Abstract

Abstract Prior to weaning, beef calves are susceptible to a variety of traumatic, infectious, parasitic, nutritional, and metabolic diseases. Calves less than three weeks of age are particularly vulnerable to weather-related factors that may induce hypo- or hyperthermia, predation and other forms of physical injury, and metabolic diseases often related to starvation. The most common infectious cause of death in calves less than three weeks of age is diarrhea due to a variety of viral, bacterial, and protozoal infections. The leading cause of death in calves from 3 weeks of age to weaning is pneumonia, although parasitism and nutritional deficiencies are common causes of impaired productivity at that age. Both neonatal calf diarrhea and calf pneumonia can be explained in part by age-related susceptibility due to loss, or failure to acquire, maternal immunity from colostrum.

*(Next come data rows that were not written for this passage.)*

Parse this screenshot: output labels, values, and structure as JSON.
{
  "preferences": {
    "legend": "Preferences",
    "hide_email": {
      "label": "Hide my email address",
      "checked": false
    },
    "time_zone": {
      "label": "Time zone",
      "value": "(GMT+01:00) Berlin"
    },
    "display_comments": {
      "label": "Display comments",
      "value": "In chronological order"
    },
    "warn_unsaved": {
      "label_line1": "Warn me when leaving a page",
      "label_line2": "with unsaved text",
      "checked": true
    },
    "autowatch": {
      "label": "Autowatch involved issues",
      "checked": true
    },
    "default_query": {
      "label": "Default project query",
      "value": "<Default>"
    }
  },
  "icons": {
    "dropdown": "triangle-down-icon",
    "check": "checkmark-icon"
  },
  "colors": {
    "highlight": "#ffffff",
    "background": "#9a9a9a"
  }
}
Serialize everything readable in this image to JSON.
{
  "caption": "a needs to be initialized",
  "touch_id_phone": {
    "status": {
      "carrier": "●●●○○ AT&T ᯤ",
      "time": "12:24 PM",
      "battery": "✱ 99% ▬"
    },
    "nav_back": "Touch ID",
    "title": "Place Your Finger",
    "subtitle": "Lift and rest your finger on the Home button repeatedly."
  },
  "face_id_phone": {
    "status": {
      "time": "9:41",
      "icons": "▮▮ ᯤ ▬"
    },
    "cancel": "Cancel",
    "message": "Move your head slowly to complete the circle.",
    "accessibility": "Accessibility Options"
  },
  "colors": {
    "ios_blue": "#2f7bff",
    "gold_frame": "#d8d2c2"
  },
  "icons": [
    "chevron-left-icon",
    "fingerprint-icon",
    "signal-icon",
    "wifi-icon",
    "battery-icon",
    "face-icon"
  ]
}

The waning of passively-acquired maternal immunity, in the gut in the case of neonatal calf diarrhea, or systemically in the case of pneumonia, prior to the onset of a strong acquired immunity creates an age-related window of susceptibility for these two important infectious diseases of calves prior to weaning. Most pathogens associated with diarrhea or pneumonia are endemic to most cattle herds. The adult cow herd serves as the reservoir of these agents from one year to the next. Between birth and weaning, pathogens are primarily transmitted between calves by direct contact or through contaminated environmental surfaces. The incidence of both neonatal calf diarrhea and calf pneumonia are affected by population dynamics that create opportunities for effective contacts. The system of management either creates or averts the relative opportunities for all forms of calf-hood diseases, and the design of beef cattle production systems that favor disease prevention remains an important scientific endeavor.